Pretty neat nature study. Of course, some purists might say the ducks aren’t “real” nature, since they weren’t afraid of man. I guess this deserves a longer essay, but let me just say that I think it is a very domesticated idea of nature that defines it by our absence. In the classical definition, nature is an interior principle of movement, which is to say, the duck is something, and the way we can modify it by our exterior presence is pretty insignificant compared to the nature it possesses in itself. City or no, ‘em are ducks.
Indeed, the trade-off of city “domestication” (though these were hardly domesticated creatures) is that we got up close. No way a wild duck is ever going to let you see its beauty the way these did. No way, indeed, a wild duck, or a forest rat, is going to let you see its nature, its own peculiar duckly or ratly way of behaving, like these did. Because these animals were “tame,” we could see their wildness more clearly.
But the other advantage of this urban nature study is that it was totally unplanned. We were, in fact, on our way home from an event at the Kennedy Center, one of the great music venues in the world. We’d heard maybe twenty minutes of a free concert by one of the great African and African-American women’s musical ensembles, complete with dancing, neat drums, and bizarre harmonies.

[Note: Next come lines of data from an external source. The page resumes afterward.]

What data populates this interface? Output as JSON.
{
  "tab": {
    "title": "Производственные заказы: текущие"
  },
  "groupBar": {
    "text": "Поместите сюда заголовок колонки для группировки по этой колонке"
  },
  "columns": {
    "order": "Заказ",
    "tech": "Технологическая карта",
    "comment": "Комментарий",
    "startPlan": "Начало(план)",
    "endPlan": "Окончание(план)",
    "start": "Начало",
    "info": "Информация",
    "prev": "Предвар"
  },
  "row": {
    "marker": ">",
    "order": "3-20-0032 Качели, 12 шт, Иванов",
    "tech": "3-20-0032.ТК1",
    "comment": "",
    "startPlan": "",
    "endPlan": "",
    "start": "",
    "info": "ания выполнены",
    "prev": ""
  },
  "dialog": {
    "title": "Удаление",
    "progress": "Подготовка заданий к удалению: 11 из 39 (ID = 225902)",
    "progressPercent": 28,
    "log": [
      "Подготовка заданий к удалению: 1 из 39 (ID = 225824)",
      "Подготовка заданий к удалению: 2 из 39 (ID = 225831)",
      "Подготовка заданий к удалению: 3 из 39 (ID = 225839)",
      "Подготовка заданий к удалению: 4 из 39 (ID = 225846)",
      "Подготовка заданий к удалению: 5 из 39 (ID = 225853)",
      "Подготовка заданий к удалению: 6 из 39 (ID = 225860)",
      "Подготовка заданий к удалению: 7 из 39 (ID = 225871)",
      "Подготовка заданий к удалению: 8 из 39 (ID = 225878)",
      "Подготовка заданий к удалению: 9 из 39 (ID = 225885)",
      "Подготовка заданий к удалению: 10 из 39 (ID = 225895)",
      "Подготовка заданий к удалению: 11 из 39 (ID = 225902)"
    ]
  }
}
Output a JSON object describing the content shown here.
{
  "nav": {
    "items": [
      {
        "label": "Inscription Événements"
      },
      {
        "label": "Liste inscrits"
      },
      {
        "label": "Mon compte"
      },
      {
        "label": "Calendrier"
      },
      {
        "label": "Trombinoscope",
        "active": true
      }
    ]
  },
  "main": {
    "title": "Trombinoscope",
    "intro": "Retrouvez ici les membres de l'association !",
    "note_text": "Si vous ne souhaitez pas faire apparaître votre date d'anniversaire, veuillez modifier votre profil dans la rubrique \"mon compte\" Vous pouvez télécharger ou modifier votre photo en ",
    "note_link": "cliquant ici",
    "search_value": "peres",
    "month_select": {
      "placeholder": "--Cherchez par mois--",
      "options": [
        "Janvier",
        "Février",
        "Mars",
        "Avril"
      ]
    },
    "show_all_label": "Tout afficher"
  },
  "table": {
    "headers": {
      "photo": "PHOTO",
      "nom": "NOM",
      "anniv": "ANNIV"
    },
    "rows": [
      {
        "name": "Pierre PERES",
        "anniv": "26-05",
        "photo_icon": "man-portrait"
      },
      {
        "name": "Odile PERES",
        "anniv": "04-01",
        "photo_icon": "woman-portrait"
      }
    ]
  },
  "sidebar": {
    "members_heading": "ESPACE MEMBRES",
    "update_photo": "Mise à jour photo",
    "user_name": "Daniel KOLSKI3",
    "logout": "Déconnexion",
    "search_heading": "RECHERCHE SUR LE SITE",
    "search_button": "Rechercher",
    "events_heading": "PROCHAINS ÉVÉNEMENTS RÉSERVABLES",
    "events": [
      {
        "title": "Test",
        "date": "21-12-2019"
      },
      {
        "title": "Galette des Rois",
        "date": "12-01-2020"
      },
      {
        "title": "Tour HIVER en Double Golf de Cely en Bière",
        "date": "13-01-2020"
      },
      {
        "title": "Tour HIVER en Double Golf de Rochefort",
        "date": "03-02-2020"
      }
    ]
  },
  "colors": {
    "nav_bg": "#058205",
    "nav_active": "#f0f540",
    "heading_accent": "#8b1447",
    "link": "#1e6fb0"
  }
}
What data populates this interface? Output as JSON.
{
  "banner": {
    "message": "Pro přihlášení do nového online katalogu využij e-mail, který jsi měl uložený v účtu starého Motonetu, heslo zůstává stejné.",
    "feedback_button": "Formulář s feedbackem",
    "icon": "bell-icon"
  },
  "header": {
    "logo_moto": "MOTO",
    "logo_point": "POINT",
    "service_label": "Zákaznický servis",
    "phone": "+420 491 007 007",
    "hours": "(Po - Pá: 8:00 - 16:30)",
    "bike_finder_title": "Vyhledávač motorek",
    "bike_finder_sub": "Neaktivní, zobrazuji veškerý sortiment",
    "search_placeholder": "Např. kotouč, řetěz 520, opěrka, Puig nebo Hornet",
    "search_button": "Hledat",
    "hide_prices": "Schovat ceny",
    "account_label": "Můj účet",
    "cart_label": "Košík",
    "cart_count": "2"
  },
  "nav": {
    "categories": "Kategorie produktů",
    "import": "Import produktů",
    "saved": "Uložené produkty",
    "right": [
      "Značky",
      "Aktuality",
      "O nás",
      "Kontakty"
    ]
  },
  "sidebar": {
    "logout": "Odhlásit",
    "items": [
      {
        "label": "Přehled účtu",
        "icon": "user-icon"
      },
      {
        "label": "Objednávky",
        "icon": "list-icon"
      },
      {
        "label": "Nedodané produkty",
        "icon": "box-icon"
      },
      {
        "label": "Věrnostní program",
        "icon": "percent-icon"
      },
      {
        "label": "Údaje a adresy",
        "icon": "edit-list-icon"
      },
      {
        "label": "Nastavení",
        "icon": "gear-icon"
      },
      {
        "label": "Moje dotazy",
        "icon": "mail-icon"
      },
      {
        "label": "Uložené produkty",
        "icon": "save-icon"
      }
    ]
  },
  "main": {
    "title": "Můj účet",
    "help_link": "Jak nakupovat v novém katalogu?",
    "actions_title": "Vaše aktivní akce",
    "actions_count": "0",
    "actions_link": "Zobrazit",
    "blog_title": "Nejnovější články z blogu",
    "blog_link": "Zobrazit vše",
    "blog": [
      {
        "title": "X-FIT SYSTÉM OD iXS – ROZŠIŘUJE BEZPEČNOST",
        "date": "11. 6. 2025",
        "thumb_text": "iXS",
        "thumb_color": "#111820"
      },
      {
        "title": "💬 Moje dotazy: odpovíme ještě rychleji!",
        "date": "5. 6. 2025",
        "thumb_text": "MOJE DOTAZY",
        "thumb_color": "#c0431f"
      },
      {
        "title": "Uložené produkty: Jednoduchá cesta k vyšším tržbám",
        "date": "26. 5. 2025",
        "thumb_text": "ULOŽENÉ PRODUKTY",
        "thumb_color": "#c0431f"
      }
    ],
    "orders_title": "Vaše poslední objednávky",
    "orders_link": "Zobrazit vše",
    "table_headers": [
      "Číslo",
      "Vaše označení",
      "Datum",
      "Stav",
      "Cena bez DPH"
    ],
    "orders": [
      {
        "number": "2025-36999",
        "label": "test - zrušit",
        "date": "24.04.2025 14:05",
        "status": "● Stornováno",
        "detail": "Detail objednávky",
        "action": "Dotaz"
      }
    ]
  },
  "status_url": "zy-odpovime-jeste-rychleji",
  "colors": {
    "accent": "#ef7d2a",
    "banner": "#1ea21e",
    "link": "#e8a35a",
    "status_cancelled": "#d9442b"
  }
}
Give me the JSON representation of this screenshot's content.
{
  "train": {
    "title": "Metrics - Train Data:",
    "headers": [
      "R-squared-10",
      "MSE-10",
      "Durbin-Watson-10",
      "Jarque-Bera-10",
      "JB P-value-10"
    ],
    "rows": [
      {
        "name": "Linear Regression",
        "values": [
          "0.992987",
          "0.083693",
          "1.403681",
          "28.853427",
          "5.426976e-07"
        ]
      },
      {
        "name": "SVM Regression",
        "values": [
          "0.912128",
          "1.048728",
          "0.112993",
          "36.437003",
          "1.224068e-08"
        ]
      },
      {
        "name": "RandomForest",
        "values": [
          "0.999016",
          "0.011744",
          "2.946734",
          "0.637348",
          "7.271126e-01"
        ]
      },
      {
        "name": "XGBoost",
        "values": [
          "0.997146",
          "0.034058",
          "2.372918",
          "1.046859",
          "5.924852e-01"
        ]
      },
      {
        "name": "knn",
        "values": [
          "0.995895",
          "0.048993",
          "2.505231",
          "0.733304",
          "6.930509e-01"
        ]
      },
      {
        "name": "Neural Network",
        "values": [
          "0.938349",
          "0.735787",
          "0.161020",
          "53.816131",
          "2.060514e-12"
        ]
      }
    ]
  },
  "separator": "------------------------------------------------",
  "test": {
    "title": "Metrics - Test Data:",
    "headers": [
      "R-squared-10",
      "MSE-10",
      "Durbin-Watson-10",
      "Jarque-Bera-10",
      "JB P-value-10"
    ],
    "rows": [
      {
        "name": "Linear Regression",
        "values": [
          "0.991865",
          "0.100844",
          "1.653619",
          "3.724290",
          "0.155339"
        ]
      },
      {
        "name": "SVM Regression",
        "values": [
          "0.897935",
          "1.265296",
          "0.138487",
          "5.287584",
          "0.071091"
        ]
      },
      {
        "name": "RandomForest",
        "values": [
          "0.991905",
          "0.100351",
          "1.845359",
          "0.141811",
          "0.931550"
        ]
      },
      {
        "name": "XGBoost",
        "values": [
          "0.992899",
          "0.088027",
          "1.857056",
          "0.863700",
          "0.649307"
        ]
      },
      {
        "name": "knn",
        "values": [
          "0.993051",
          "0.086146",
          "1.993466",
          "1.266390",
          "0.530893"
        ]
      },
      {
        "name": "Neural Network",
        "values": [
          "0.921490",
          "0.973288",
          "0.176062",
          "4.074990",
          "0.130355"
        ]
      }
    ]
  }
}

We found the ants after we’d gone outside to look at the fountains (a kind of nature study in itself). The ducks were swimming in the beautiful pools out front. The spider and the berries were on the way back to the subway, and the rat in the subway. In between, we stopped to sit at an outside table-top chess board, then got the kids their first ice-cream-truck popsicle, a sickening red-white-and-blue bomb pop.
At the ATM near the ice-cream truck, we ran into an acquaintance from church—someone whose name we didn’t even know, and certainly wouldn’t have ever sought out in another context. And on the train home we ran into an old co-worker—someone, indeed, that I parted with on not-altogether positive terms, and so a nice occasion for gentle reconciliation—as well as some people from a far-off place who overheard that I’m applying for a job in their home city.
One of the ironies of rural living is that in the country, nature is encountered only as a destination. I don’t doubt that country kids play outside a lot—but they play outside only when they specifically decide to go outside. I dare say we, as pedestrian urbanites, probably spend almost as much time outside as country folk. But we’re outside going to church, or the grocery store, or coffee, or the library—or the Kennedy Center and the ice-cream truck. Almost everywhere we go, we go on foot. I don't think the same thing happens when you're always driving to box stores.
On the model of learning by our intimacies, I think there is much to be said for the way urban nature appears along the way, in the context of our ordinary (and extraordinary) activities, not only as a destination in itself. It is healthy, I think, to “run into” ducks, and berries, and spiders, and rats, rather than finding them only when we seek them out. In a sense, they appear as more natural when we come upon them, rather than when we go to find them, as if they were museum pieces. It is healthy to see nature as our environment, the place of our encounter with friends and strangers and culture and popsicles. There is an intimacy, an immediacy, in all this, that I think makes it at least competitive with rustic, rural nature study.